Implementing specific AI best practices requires addressing key issues to ensure effectiveness, manageability and proportionality for businesses. The following steps for organisations to follow have been proven to work in practice.

• Identify regulatory requirements for specific use cases ‒ AI compliance is always use case-specific and different regulations may apply to different use cases. One size does not fit all.
• Conduct a risk assessment ‒ start by conducting a thorough risk assessment to identify potential risks and challenges associated with AI implementation in the specific business context, based on the applicable above-mentioned legal requirements.
• Prioritise explainability and transparency ‒ focus on implementing AI systems that are explainable and transparent.
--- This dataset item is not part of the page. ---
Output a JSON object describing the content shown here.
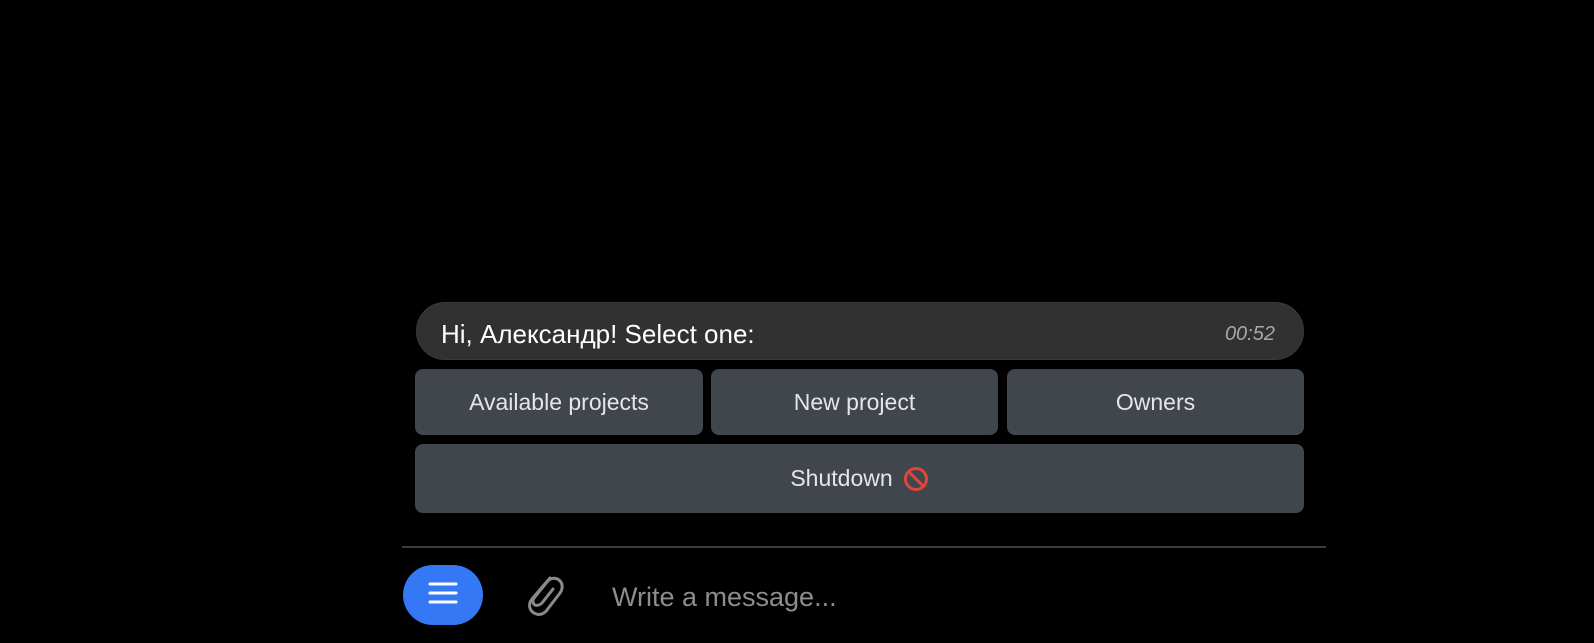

This will foster trust, facilitate audits, and help mitigate potential risks associated with a lack of transparency.
• Invest in data quality and bias mitigation ‒ ensure the quality, accuracy and representativeness of data used to train AI models. Implement processes to identify and address biases in training data and algorithms. Regularly monitor and evaluate the performance of AI systems to identify and address any biases or unfair outcomes.
• Develop an AI governance framework ‒ establish a comprehensive AI governance framework that outlines the policies, procedures and accountability mechanisms for developing, deploying and monitoring AI. This framework should cover data governance, model development, algorithmic transparency, bias mitigation, and ongoing evaluation to ensure responsible and ethical AI practices.
• Continually learn and adapt ‒ stay on top of the evolving landscape of AI technologies and best practices. Foster a culture of continuous learning and improvement within the organisation. Stay informed of emerging regulatory developments and adapt the organisation’s AI practices accordingly.
• Collaboration and knowledge sharing ‒ engage in collaboration and knowledge-sharing with industry peers, academia and regulators. This collaborative approach can help shape industry standards and contribute to the development of effective and proportionate AI regulation.